YUCATÁN, MEXIO
Five days and 1,786 miles south of Austin, I find myself digesting lunch in a hammock suspended above a turquoise pool. Our destination was a campsite near Chunchucmil, a Maya ruin about 50 miles southwest of Mérida, where we planned to meet up with archaeologists mapping the unexcavated site. But we were temporarily sidetracked by the lure of lunch and a siesta at Hacienda Santa Rosa, a 19th-century sisal plantation turned swank hotel.

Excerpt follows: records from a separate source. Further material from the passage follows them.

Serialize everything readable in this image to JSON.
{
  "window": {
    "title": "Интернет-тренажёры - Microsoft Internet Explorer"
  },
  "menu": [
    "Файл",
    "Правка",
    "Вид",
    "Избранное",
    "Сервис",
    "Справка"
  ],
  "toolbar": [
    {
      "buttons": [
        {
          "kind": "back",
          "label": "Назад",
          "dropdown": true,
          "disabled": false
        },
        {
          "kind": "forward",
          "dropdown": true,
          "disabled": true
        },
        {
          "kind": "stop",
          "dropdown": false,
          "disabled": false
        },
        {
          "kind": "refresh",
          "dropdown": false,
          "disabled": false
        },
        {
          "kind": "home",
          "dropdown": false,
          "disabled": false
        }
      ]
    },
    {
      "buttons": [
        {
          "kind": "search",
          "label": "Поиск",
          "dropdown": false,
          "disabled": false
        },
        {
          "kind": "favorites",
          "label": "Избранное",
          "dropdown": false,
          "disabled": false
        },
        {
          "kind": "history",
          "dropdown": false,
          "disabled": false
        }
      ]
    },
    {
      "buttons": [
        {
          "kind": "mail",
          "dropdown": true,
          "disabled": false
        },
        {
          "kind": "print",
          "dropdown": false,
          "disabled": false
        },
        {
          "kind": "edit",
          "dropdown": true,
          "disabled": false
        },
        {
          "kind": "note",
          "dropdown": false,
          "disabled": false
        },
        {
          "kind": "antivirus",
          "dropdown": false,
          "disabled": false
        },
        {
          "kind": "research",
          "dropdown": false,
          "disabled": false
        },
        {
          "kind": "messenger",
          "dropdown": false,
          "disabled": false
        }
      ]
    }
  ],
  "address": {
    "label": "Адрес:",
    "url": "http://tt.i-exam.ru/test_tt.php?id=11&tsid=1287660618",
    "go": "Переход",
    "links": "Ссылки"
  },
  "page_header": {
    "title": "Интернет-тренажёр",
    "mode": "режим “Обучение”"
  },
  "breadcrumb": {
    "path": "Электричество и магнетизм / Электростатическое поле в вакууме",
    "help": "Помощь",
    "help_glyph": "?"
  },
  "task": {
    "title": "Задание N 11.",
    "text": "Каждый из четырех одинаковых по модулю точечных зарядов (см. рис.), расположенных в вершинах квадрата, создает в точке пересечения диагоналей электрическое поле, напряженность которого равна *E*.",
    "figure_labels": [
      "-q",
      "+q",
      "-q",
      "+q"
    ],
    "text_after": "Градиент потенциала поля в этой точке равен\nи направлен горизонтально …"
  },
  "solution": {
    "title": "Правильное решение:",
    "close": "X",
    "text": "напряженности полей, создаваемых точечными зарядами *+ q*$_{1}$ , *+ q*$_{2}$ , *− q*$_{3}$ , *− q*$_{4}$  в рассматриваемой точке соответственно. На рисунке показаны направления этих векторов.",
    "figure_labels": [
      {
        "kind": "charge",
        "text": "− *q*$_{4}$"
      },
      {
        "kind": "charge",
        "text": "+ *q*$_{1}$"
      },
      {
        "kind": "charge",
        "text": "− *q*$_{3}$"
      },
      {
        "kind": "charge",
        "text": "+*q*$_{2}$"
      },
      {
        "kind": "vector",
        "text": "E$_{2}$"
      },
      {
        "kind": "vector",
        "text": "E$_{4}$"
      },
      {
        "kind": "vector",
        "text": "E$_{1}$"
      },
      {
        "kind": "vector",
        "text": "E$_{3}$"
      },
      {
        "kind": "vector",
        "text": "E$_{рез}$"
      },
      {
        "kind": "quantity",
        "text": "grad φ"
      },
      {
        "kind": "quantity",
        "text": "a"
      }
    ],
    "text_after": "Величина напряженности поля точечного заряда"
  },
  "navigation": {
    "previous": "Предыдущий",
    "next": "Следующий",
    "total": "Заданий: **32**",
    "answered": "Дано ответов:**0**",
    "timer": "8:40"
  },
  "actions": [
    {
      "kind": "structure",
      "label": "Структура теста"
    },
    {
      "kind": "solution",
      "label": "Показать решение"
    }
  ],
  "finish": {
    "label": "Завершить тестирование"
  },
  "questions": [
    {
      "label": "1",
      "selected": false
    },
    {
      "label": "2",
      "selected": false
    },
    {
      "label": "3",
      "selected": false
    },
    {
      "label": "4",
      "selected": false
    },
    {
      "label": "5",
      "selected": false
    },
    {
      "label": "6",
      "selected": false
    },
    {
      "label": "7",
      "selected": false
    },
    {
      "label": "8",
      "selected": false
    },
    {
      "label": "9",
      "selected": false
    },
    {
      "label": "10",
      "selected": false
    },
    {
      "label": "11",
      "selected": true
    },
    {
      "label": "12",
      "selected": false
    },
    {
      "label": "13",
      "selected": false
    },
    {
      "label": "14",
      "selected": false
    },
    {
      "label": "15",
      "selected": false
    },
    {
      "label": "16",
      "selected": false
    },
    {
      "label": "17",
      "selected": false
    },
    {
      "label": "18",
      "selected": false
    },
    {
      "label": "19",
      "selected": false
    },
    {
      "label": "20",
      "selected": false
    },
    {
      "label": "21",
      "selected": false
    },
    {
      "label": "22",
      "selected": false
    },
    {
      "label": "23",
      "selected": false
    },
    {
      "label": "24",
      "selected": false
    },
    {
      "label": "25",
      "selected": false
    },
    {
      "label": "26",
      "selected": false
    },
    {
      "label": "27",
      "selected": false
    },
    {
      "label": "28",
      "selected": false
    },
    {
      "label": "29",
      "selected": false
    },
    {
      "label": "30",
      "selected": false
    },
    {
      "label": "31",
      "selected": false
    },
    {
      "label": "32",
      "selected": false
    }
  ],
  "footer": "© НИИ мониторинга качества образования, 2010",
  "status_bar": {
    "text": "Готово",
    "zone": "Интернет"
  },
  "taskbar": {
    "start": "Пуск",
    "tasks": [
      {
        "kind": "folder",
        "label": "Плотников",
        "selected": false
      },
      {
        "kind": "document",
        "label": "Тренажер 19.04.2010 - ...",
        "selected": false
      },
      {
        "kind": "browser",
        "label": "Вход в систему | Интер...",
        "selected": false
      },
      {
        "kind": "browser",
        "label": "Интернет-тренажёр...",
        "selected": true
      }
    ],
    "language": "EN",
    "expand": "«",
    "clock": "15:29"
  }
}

Washed in blinding shades of lavender, yellow, and scarlet, Hacienda Santa Rosa glitters like a desert mirage in The-Middle-of-Nowhere, Yucatán. It isn't a stretch of the imagination to picture Gabriel García Márquez dreaming up One Hundred Years of Solitude from a rocking chair on the veranda outside his own Maya-themed casita, which comes complete with its own reflecting pool.

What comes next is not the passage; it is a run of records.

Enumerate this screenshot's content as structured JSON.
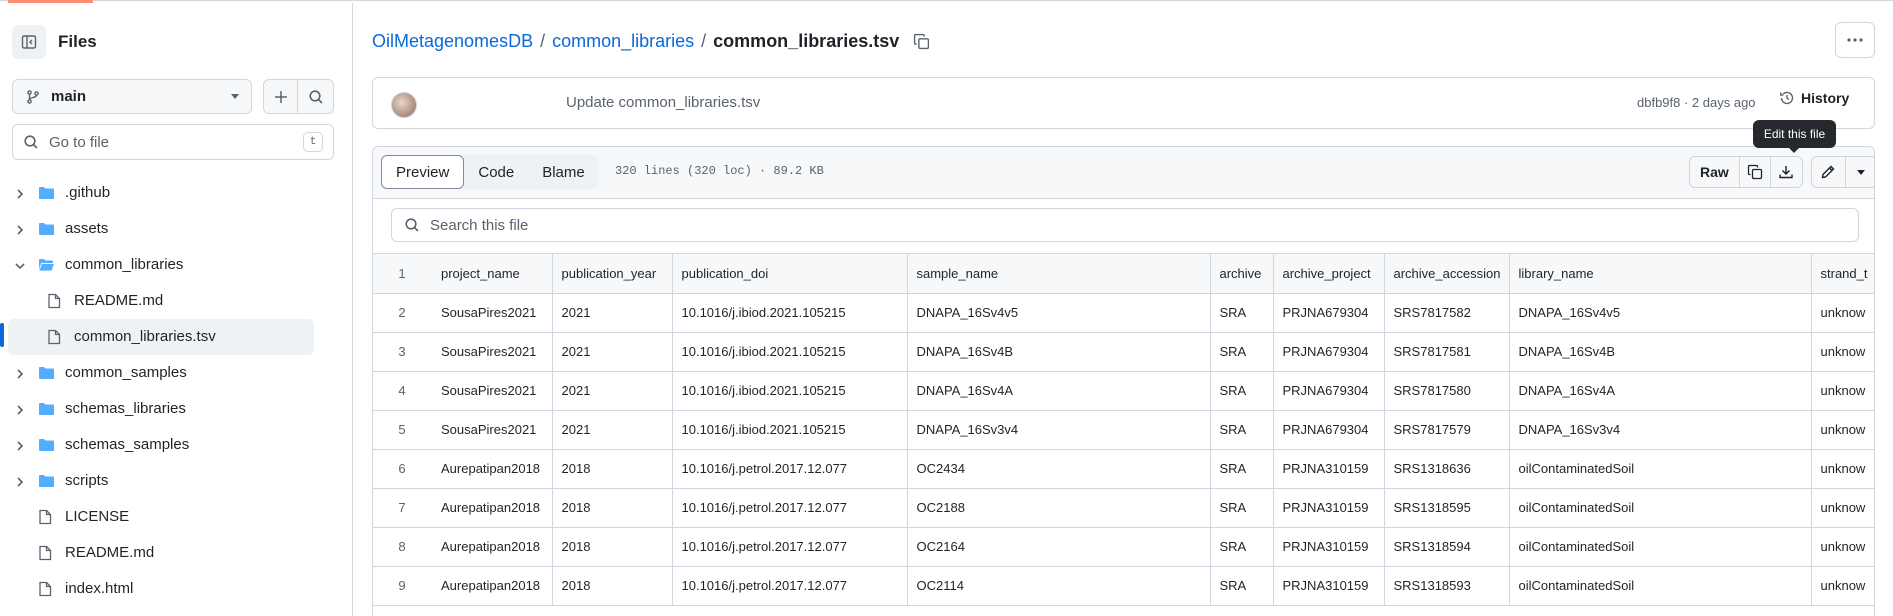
{
  "sidebar": {
    "title": "Files",
    "branch": "main",
    "goto_placeholder": "Go to file",
    "goto_shortcut": "t",
    "tree": [
      {
        "label": ".github",
        "type": "folder",
        "expanded": false
      },
      {
        "label": "assets",
        "type": "folder",
        "expanded": false
      },
      {
        "label": "common_libraries",
        "type": "folder",
        "expanded": true
      },
      {
        "label": "README.md",
        "type": "file",
        "child": true
      },
      {
        "label": "common_libraries.tsv",
        "type": "file",
        "child": true,
        "selected": true
      },
      {
        "label": "common_samples",
        "type": "folder",
        "expanded": false
      },
      {
        "label": "schemas_libraries",
        "type": "folder",
        "expanded": false
      },
      {
        "label": "schemas_samples",
        "type": "folder",
        "expanded": false
      },
      {
        "label": "scripts",
        "type": "folder",
        "expanded": false
      },
      {
        "label": "LICENSE",
        "type": "file"
      },
      {
        "label": "README.md",
        "type": "file"
      },
      {
        "label": "index.html",
        "type": "file"
      }
    ]
  },
  "breadcrumb": {
    "repo": "OilMetagenomesDB",
    "sep1": "/",
    "folder": "common_libraries",
    "sep2": "/",
    "file": "common_libraries.tsv"
  },
  "commit": {
    "message": "Update common_libraries.tsv",
    "meta": "dbfb9f8 · 2 days ago",
    "history_label": "History"
  },
  "tooltip": "Edit this file",
  "file_header": {
    "tabs": [
      "Preview",
      "Code",
      "Blame"
    ],
    "active_tab": "Preview",
    "info": "320 lines (320 loc) · 89.2 KB",
    "raw_label": "Raw"
  },
  "search_placeholder": "Search this file",
  "table": {
    "columns": [
      "project_name",
      "publication_year",
      "publication_doi",
      "sample_name",
      "archive",
      "archive_project",
      "archive_accession",
      "library_name",
      "strand_t"
    ],
    "rows": [
      [
        "SousaPires2021",
        "2021",
        "10.1016/j.ibiod.2021.105215",
        "DNAPA_16Sv4v5",
        "SRA",
        "PRJNA679304",
        "SRS7817582",
        "DNAPA_16Sv4v5",
        "unknow"
      ],
      [
        "SousaPires2021",
        "2021",
        "10.1016/j.ibiod.2021.105215",
        "DNAPA_16Sv4B",
        "SRA",
        "PRJNA679304",
        "SRS7817581",
        "DNAPA_16Sv4B",
        "unknow"
      ],
      [
        "SousaPires2021",
        "2021",
        "10.1016/j.ibiod.2021.105215",
        "DNAPA_16Sv4A",
        "SRA",
        "PRJNA679304",
        "SRS7817580",
        "DNAPA_16Sv4A",
        "unknow"
      ],
      [
        "SousaPires2021",
        "2021",
        "10.1016/j.ibiod.2021.105215",
        "DNAPA_16Sv3v4",
        "SRA",
        "PRJNA679304",
        "SRS7817579",
        "DNAPA_16Sv3v4",
        "unknow"
      ],
      [
        "Aurepatipan2018",
        "2018",
        "10.1016/j.petrol.2017.12.077",
        "OC2434",
        "SRA",
        "PRJNA310159",
        "SRS1318636",
        "oilContaminatedSoil",
        "unknow"
      ],
      [
        "Aurepatipan2018",
        "2018",
        "10.1016/j.petrol.2017.12.077",
        "OC2188",
        "SRA",
        "PRJNA310159",
        "SRS1318595",
        "oilContaminatedSoil",
        "unknow"
      ],
      [
        "Aurepatipan2018",
        "2018",
        "10.1016/j.petrol.2017.12.077",
        "OC2164",
        "SRA",
        "PRJNA310159",
        "SRS1318594",
        "oilContaminatedSoil",
        "unknow"
      ],
      [
        "Aurepatipan2018",
        "2018",
        "10.1016/j.petrol.2017.12.077",
        "OC2114",
        "SRA",
        "PRJNA310159",
        "SRS1318593",
        "oilContaminatedSoil",
        "unknow"
      ]
    ]
  }
}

This orgy of carnivalistic religiosity is wreaking havoc on my Lutheran sensibilities.
Lunch was fresh guacamole, homemade tortillas, and lemonade in the ballroom-size dining room. We feasted while a more well-mannered Museum of Natural History tour group (here, no doubt, to tour Jaina and the half-dozen other major Maya ruins nearby) wandered the grounds, gaping at strolling peacocks and gardens of scarlet bougainvillaea. After lunch I made a beeline for the hammock and let the sun bake my Nordic skin to a cancerous shade of scarlet, but I was too comatose to notice. The previous night I had whiled away the hours gazing at the stars from under my mummy bag atop a 20-foot limestone mound at Oxkintoc, a 2,000-year-old Maya ruin just outside the village of Maxcanú.
Taking advantage of the staff's preoccupation with the Museum of Natural History visitors, the eight of us snuck a dip in the pool, then wavered for a few minutes, debating whether we should spring for a casita.
"Nah," we decided, and shoved off before our dripping bodies betrayed our bad manners.